Le chantier EPR fonctionne en « trois x huit ». Il faut bien avancer, et combler le retard pris depuis le lancement du chantier en 2007. Plusieurs pauses ont dû être observées : pour non conformité des soudures, défauts d’armatures du béton ou encore obstacles imprévus pour le creusement de la galerie de rejet des eaux usées ! Annoncée pour juin 2012, la livraison de l’EPR a été repoussée à 2014, pour le moment. Et le coût est passé de 4 à 5 milliards d’euros ! D’ici à décembre 2011 devrait se terminer la phase de génie civil pour laquelle se sont déplacés plus de 1.000 étrangers de 26 nationalités différentes.

Ici, tout se paie !

150 entreprises travaillent sur place. La principale, c’est Bouygues. Le nom de leur employeur est à peu près la seule information que les habitants de la « base vie » donnent volontiers. Beaucoup esquissent un sourire et préfèrent ne pas parler de leurs conditions de vie et de travail. Il règne sur les lieux comme un silence forcé. Le gardien, qui gère seul, et pour un Smic, les 400 gars, leur courrier, leurs poubelles et leurs soucis de réparations diverses, refuse carrément de dire quoi que ce soit. Idem pour sa supérieure hiérarchique. Elle aussi est salariée de l’Association inter entreprises (AIE), dont la création est obligatoire pour assurer le logement, la restauration et le transport du personnel lors d’un Grand chantier d’aménagement du territoire, comme c’est le cas ici.
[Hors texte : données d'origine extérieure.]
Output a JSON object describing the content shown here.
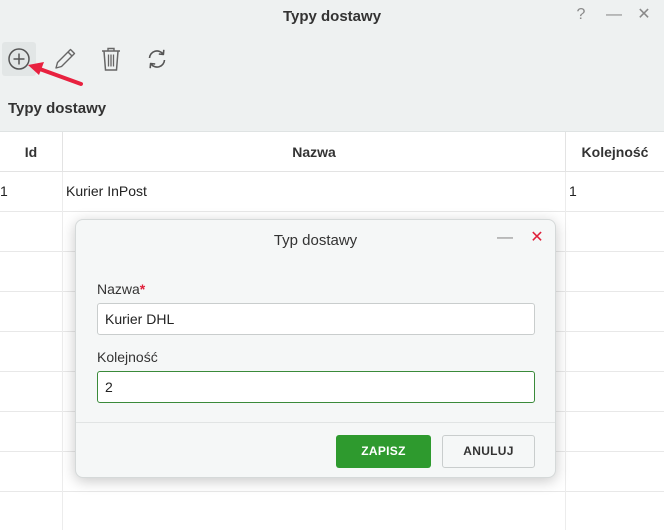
{
  "window": {
    "title": "Typy dostawy",
    "help_glyph": "?",
    "minimize_glyph": "—",
    "close_glyph": "✕"
  },
  "toolbar": {
    "icons": [
      "add-icon",
      "edit-icon",
      "delete-icon",
      "refresh-icon"
    ]
  },
  "section_title": "Typy dostawy",
  "table": {
    "columns": [
      "Id",
      "Nazwa",
      "Kolejność"
    ],
    "rows": [
      {
        "id": "1",
        "name": "Kurier InPost",
        "order": "1"
      }
    ]
  },
  "dialog": {
    "title": "Typ dostawy",
    "minimize_glyph": "—",
    "close_glyph": "✕",
    "name_label": "Nazwa",
    "required_mark": "*",
    "name_value": "Kurier DHL",
    "order_label": "Kolejność",
    "order_value": "2",
    "save_label": "ZAPISZ",
    "cancel_label": "ANULUJ"
  },
  "colors": {
    "accent_green": "#2e9a2e",
    "close_red": "#e0203a",
    "annotation_arrow": "#e8213f"
  }
}
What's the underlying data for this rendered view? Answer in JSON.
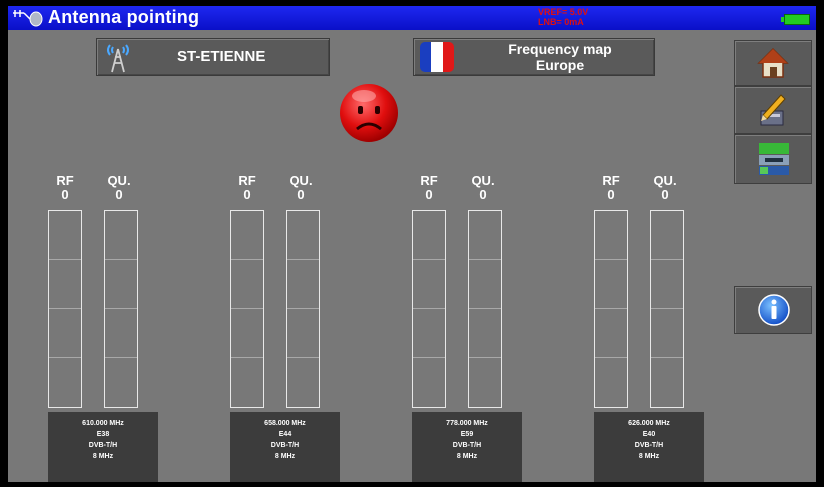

« On ressent beaucoup de mépris, ose l’un des salariés. Simplement parce qu’on est étrangers. Ici, on n’a rien à faire, à part travailler. On n’a pas de salle commune pour se retrouver. On est restés plusieurs semaines avec les gouttières cassées par la neige. Les chemins sont vite défoncés. » Les locataires doivent, en plus des 500 euros mensuels de loyer, payer tout ce qui se casse ou s’abîme dans les mobil-homes. Une fiche annonce des tarifs surréalistes : un impact sur la table coûte 10 euros, une brûlure de cigarette 15 euros, une marque sur le sol 20 euros ! Pour les portes, vitres et marchepieds, on avoisine les 100 euros pièce.

Répression syndicale

Aux déplorables conditions de sécurité s’ajoutent une répression syndicale féroce. CGT et CFDT, qui disposent chacune d’un bureau dans des locaux près du chantier, expliquent que les ouvriers n’ont pas intérêt à venir les voir. Surtout ceux de chez Bouygues. « Celui qui ose venir est au mieux rappelé à l’ordre. Au pire simplement viré. » C’est ainsi que la direction de Bouygues a sabordé dès le début du chantier, en 2007, une section CGT qui tentait d’émerger.